4 illustrates a flow amplifier A capable of amplifying air. The flow amplifier A may supply air to the shuttle 200 and the soaking plate 7.

When a predetermined air is injected into the air injection pipe (A ') formed on one side of the flow amplifier (A), the air increased by about 20 times the amount of air injected into the air injection pipe (A') flow amplifier (A) Is sprayed toward the bottom.

Hereinafter, the configuration and operation of the present invention in more detail as follows.

Shuttle 200 and the soaking plate 7 of the present invention is configured to be cooled faster than the cooling rate in the natural state by the flow amplifier (A).

First, when the carrier module is seated in the test unit 222 of the upper portion of the shuttle 200, the semiconductor device held in the carrier module by the high temperature transmitted from the rubber heater 230 is tested.

Also, when the carrier module is seated on the top of the soaking plate 7, the semiconductor device held by the carrier module by high temperature can be tested.

At this time, the air is forcedly supplied to the base plate 210 of the shuttle 200 and the lower plate 72 of the soaking plate 7 by using the flow amplifier A provided at one side of the handler.

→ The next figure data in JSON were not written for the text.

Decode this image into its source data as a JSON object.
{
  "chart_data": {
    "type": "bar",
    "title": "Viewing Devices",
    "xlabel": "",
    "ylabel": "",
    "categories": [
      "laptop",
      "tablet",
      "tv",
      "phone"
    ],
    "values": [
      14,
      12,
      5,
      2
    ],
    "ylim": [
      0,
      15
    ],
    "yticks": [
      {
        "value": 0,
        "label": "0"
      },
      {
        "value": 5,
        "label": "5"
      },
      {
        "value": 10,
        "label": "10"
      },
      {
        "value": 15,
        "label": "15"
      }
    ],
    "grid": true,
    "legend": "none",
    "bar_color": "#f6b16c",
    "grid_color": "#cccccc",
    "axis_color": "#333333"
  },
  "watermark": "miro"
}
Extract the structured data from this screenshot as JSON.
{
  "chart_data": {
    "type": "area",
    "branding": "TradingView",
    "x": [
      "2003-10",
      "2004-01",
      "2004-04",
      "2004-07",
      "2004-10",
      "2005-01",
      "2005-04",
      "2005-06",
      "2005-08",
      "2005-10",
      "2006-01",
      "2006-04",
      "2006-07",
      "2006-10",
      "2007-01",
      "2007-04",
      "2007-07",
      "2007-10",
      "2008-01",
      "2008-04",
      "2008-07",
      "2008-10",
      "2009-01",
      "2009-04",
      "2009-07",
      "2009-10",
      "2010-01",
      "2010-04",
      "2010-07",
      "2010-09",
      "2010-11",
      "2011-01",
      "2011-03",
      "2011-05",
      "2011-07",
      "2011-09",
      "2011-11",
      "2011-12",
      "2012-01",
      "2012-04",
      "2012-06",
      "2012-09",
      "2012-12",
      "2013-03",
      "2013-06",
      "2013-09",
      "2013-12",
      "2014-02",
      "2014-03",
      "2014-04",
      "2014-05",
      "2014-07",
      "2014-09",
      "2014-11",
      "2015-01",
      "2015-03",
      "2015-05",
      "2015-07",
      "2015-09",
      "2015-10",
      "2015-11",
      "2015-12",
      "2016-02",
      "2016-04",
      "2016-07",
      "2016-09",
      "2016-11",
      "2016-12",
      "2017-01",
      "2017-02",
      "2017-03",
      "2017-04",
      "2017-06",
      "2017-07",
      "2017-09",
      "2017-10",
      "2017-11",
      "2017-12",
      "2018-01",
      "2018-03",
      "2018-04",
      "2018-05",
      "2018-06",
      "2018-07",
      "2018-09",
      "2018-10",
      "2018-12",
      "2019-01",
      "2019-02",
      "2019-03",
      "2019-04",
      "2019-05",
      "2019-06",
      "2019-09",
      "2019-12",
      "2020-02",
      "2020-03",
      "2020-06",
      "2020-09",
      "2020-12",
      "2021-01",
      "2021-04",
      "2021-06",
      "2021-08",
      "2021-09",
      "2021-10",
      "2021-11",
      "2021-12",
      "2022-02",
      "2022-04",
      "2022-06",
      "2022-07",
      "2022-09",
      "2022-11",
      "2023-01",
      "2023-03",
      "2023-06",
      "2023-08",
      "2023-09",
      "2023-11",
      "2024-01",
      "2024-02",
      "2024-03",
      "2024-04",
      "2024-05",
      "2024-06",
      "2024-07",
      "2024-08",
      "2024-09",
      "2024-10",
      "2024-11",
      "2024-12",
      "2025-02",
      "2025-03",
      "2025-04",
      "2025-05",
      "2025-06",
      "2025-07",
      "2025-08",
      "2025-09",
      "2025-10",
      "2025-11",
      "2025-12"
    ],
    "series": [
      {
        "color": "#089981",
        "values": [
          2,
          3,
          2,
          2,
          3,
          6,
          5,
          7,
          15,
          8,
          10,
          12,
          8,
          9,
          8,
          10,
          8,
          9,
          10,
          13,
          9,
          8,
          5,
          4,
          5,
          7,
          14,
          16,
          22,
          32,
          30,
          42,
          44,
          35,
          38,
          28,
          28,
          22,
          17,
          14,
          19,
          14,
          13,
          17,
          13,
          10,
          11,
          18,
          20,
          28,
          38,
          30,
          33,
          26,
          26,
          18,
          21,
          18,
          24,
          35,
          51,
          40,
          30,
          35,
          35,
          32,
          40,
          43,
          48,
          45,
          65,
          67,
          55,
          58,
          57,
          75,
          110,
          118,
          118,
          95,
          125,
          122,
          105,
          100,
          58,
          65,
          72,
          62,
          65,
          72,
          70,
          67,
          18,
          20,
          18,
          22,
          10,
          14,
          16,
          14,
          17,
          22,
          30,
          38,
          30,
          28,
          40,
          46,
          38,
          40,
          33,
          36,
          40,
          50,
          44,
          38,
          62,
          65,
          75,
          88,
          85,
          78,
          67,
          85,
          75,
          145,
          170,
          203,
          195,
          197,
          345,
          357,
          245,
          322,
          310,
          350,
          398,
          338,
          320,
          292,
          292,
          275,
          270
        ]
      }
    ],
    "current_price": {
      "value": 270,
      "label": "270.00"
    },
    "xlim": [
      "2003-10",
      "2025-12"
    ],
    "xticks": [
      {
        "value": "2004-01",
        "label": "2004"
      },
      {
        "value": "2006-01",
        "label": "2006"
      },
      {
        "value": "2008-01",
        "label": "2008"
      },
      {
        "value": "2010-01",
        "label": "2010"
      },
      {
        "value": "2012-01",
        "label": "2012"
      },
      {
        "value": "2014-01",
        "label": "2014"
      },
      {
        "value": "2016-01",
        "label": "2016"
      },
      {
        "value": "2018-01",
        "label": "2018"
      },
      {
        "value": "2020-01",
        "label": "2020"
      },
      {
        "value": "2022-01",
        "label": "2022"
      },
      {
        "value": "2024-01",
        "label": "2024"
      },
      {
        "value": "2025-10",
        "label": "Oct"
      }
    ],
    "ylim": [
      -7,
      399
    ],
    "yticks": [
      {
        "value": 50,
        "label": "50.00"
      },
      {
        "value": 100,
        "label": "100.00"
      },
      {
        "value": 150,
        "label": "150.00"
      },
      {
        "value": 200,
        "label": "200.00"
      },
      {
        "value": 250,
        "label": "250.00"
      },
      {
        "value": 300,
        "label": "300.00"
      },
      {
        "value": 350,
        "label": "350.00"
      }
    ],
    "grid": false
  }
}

The air flow is forcibly injected into the trapezoidal groove 212 and the '+' shaped groove 213 formed in the base plate 210 by the flow amplifier A so that the shuttle 200 can be cooled quickly.

In addition, air is forcibly injected into the spiral groove 721 formed in the lower plate 72 by the flow amplifier A so that the soaking plate 7 can be cooled quickly.

In addition, when the air is directly injected to the surfaces of the shuttle 200 and the soaking plate 7 using the flow amplifier A, the shuttle 200 and the soaking plate 7 may be cooled more rapidly.

In this way, the present invention configured to be able to quickly cool the shuttle 200 and the soaking plate 7 using the flow amplifier (A).

As described above, the present invention provides a shuttle in which a trapezoidal groove and a '+'-shaped groove are formed, and a soaking plate in which a spiral groove is formed, can be rapidly cooled by air supplied to each groove by a flow amplifier. It has an effect.

In addition, the air supplied by the flow amplifier can be directly sprayed on the surface of the shuttle and the soaking plate, so that the shuttle and the soaking plate can be cooled more quickly.

Claims (3)

A test site having a test socket on one side of the handler body, first and second index heads provided on both sides of the test socket, a reject stacker provided on one side of the first and second index heads, In the handler consisting of a loading / unloading stacker installed on one side of the jet stacker, and a loading / unloading rocker installed on one side of the loading and unloading stacker, First and second loading / first and second unloading shuttles capable of loading / unloading semiconductor elements with respect to the first and second index heads; A soaking plate installed at one side of the first and second loading / first and second unloading shuttles to heat or cool the semiconductor element to a predetermined temperature; And The first and second loading / first and second unloading shuttle and the handler characterized in that it further comprises a flow amplifier capable of rapidly cooling the soaking plate. The method of claim 1, The base plate installed in the shuttle (first, second loading / first, second unloading shuttle) is a trapezoidal groove on the top, a '+' shaped groove formed inside the trapezoidal groove, A handler comprising an inlet and an outlet formed on both sides of a trapezoidal groove. The method of claim 1, The base plate is installed on the soaking plate is a handler comprising a spiral groove formed in one upper portion, and the inlet and outlet formed on both ends of the groove.